MY MOTHER HAS SHIVERED
like that for the last few days. We kept her covered with blankets, the fire burning, the furnace turned up, and still she shivered. Her hands were cold in mine, and I rubbed at them, trying to put the chill at bay.

“The winter they fell through the ice,” I said, “you shivered then, too.”

“I wasn’t dying then,” she said. I flinched at the words, and my mother squeezed my hand. “Stephen. You’re a priest. You’ve sat by the bedsides of enough mothers and fathers.”

“Never my own mother,” I said. “Besides, experience doesn’t make it easier.”

“I was cold that entire winter. I felt like I’d gone through the ice myself. You were a good son, though. You kept the fire stoked, kept chopping wood for kindling.” She nodded at the fireplace. “I still like a good fire, but it’s easier now. Turn the dial and the furnace does the work. Same with the stove. Unimaginable luxuries, and all you have to do is turn a knob.” She shifted onto her side to face me, letting out a small grunt. Her bones had been hurting her. “Can you put a pillow behind my back?”

Her body was hard angles. She was so thin and small that it was hard to believe she had once carried me. I adjusted the pillow and I heard her suck in her breath. “I’m sorry,” I said. “I’m trying to be gentle.”

She nodded but closed her eyes, and in a few minutes she was sleeping.

I stared at my mother while she slept. The logs burned in the fireplace, and it was at that moment, watching the fire, that I knew there was nothing I could do to stop her from dying.

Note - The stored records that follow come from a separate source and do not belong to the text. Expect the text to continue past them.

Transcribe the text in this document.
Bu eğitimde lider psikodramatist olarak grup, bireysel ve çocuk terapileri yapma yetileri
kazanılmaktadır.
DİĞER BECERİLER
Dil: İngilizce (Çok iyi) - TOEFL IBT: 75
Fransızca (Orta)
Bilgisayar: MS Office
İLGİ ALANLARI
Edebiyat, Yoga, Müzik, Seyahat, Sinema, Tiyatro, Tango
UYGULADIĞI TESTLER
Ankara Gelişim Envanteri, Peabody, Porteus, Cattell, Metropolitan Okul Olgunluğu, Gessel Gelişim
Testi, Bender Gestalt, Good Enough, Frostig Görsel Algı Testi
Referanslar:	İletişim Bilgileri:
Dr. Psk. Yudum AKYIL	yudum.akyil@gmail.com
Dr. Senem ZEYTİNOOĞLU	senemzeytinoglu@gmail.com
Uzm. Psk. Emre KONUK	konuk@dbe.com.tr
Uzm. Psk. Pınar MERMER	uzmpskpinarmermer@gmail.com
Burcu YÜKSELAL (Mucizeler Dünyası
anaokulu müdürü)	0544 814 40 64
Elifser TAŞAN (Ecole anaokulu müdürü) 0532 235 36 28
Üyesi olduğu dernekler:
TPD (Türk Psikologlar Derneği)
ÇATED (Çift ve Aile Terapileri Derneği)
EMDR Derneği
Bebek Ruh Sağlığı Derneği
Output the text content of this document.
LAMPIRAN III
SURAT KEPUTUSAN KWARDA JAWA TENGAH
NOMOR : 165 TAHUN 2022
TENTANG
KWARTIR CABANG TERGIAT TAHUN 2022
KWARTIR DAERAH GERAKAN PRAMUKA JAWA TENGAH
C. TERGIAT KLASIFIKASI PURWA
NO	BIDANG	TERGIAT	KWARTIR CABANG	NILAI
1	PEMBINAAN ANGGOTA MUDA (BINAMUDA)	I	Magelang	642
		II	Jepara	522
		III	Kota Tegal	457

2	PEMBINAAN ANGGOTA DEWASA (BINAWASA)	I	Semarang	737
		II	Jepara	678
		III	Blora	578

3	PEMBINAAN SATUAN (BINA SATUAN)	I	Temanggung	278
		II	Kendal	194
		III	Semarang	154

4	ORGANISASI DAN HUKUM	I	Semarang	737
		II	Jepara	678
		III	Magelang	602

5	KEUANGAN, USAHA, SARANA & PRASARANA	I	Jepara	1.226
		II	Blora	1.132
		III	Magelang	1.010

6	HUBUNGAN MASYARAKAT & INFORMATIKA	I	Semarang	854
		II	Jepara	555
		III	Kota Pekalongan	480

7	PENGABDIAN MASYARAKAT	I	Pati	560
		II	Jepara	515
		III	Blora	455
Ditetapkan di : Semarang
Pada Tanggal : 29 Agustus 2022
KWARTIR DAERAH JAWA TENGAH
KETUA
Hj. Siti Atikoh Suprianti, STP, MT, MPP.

A child should never be allowed to watch his mother sleep.

THE NEXT AFTERNOON
, Martine and Franklin walked through the forest and up the hill. In the clearing, three large frames held logs off the ground. Each frame featured a sawyer standing underneath with another above, the men taking turns pulling on their ends of the eight-foot-long saws. The blades tore at the wood and sent shivers of sawdust floating down onto the men who were below. A few men hauled a straight, bucked tree into the clearing, while off to the side another man stacked a small pile of rough-cut boards.

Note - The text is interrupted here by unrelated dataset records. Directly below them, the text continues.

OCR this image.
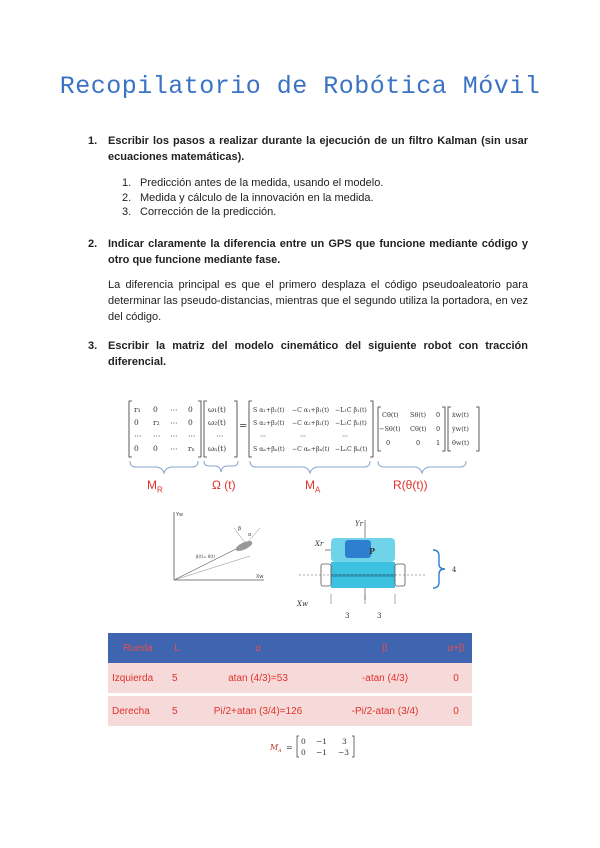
Recopilatorio de Robótica Móvil
1. Escribir los pasos a realizar durante la ejecución de un filtro Kalman (sin usar ecuaciones matemáticas).
1. Predicción antes de la medida, usando el modelo.
2. Medida y cálculo de la innovación en la medida.
3. Corrección de la predicción.
2. Indicar claramente la diferencia entre un GPS que funcione mediante código y otro que funcione mediante fase.
La diferencia principal es que el primero desplaza el código pseudoaleatorio para determinar las pseudo-distancias, mientras que el segundo utiliza la portadora, en vez del código.
3. Escribir la matriz del modelo cinemático del siguiente robot con tracción diferencial.
r₁ 0 ⋯ 0
0 r₂ ⋯ 0
⋯ ⋯ ⋯ ⋯
0 0 ⋯ rₙ
ω₁(t)
ω₂(t)
⋯
ωₙ(t)
=
S α₁+β₁(t) −C α₁+β₁(t) −L₁C β₁(t)
S α₂+β₂(t) −C α₂+β₂(t) −L₂C β₂(t)
⋯	⋯	⋯
S αₙ+βₙ(t) −C αₙ+βₙ(t) −LₙC βₙ(t)
Cθ(t) Sθ(t) 0
−Sθ(t) Cθ(t) 0
0	0 1
ẋw(t)
ẏw(t)
θ̇w(t)
$M_R$	Ω (t)	$M_A$	R(θ(t))
Yw
Xw
β(t)= θ(t)
α
β
Yr
Xr
P
Xw
4
3	3
Rueda	L	α	β	α+β
Izquierda	5	atan (4/3)=53	-atan (4/3)	0
Derecha	5	Pi/2+atan (3/4)=126	-Pi/2-atan (3/4)	0
M A =
0 −1 3
0 −1 −3
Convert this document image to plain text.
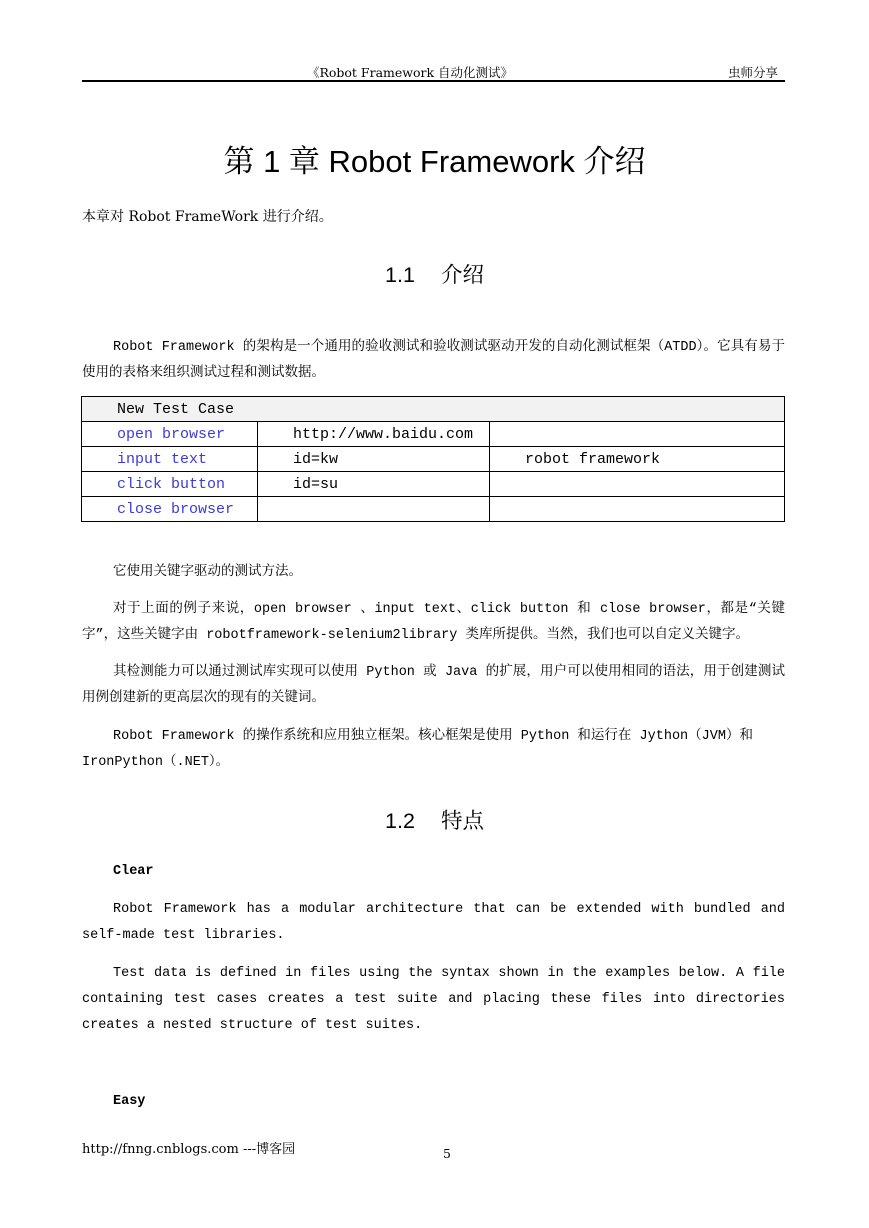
《Robot Framework 自动化测试》	虫师分享
第 1 章 Robot Framework 介绍
本章对 Robot FrameWork 进行介绍。
1.1 介绍
Robot Framework 的架构是一个通用的验收测试和验收测试驱动开发的自动化测试框架（ATDD）。它具有易于使用的表格来组织测试过程和测试数据。
New Test Case		
open browser	http://www.baidu.com	
input text	id=kw	robot framework
click button	id=su	
close browser		
它使用关键字驱动的测试方法。
对于上面的例子来说，open browser 、input text、click button 和 close browser，都是“关键字”，这些关键字由 robotframework-selenium2library 类库所提供。当然，我们也可以自定义关键字。
其检测能力可以通过测试库实现可以使用 Python 或 Java 的扩展，用户可以使用相同的语法，用于创建测试用例创建新的更高层次的现有的关键词。
Robot Framework 的操作系统和应用独立框架。核心框架是使用 Python 和运行在 Jython（JVM）和 IronPython（.NET）。
1.2 特点
Clear
Robot Framework has a modular architecture that can be extended with bundled and self-made test libraries.
Test data is defined in files using the syntax shown in the examples below. A file containing test cases creates a test suite and placing these files into directories creates a nested structure of test suites.
Easy
http://fnng.cnblogs.com ---博客园	5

Across the meadow, a thin man who seemed no older than Martine stepped out of a squat, crooked cabin. He stooped over to rub the muzzle of a shaggy gray dog that lay near the door, and then he looked up and appeared to see Franklin and Martine.

Martine had seen my grandfather when he and his crew built the store, but she had not talked to him before. In some ways, though, she felt that she knew a lot about him—she had heard men in the store talk of the young Frenchman who had first discovered gold in Sawgamet but who had found himself more lucky cutting trees than along the river—but she was surprised by the accommodations he kept for himself.

“That’s his house?” she asked.

“First one built in Sawgamet,” Franklin said. “Wintered here alone with that dog.”

“It looks a little …” She paused, searching for a word. “Forlorn.”

Franklin laughed. “He’s eighteen and without a wife. What does he need more than that for?”

Jeannot wiped his hands on a cloth as he walked across the clearing, the dog trotting behind him at close attention. Martine was struck by the way that my grandfather carried himself, and how, when Franklin said, “My sister’s wanting a house,” Jeannot only glanced sideways at her, like he was afraid to look at her directly.

The thought almost made my grandmother laugh—and both my grandfather and my great-aunt Rebecca did laugh when they told me their versions of this story—and I can understand why. My great-uncle Franklin was not the sort of man who usually inspired concern, and my grandfather,
though not a large man, had the sort of face that made it clear that he did not mind settling disputes with his fists.

Jeannot turned and looked at the gang of men working for him, seeming to consider something, and then he turned back. “I’m sorry, Franklin,” he said. “I’ve been selling it for one hundred fifty dollars for a rough-cut thousand feet.”

“I can pay,” Franklin said quickly. He glanced at Martine. She had the distinct feeling that he was for some reason afraid she might suddenly turn on him if he did not get her what she had asked for. Franklin had his coat off and his sleeves rolled, and she could see sweat building at the top of his forehead, but my grandmother shivered a little, as if she had never known the touch of the sun. “And I’ll hire you on to construct it if you’re willing.”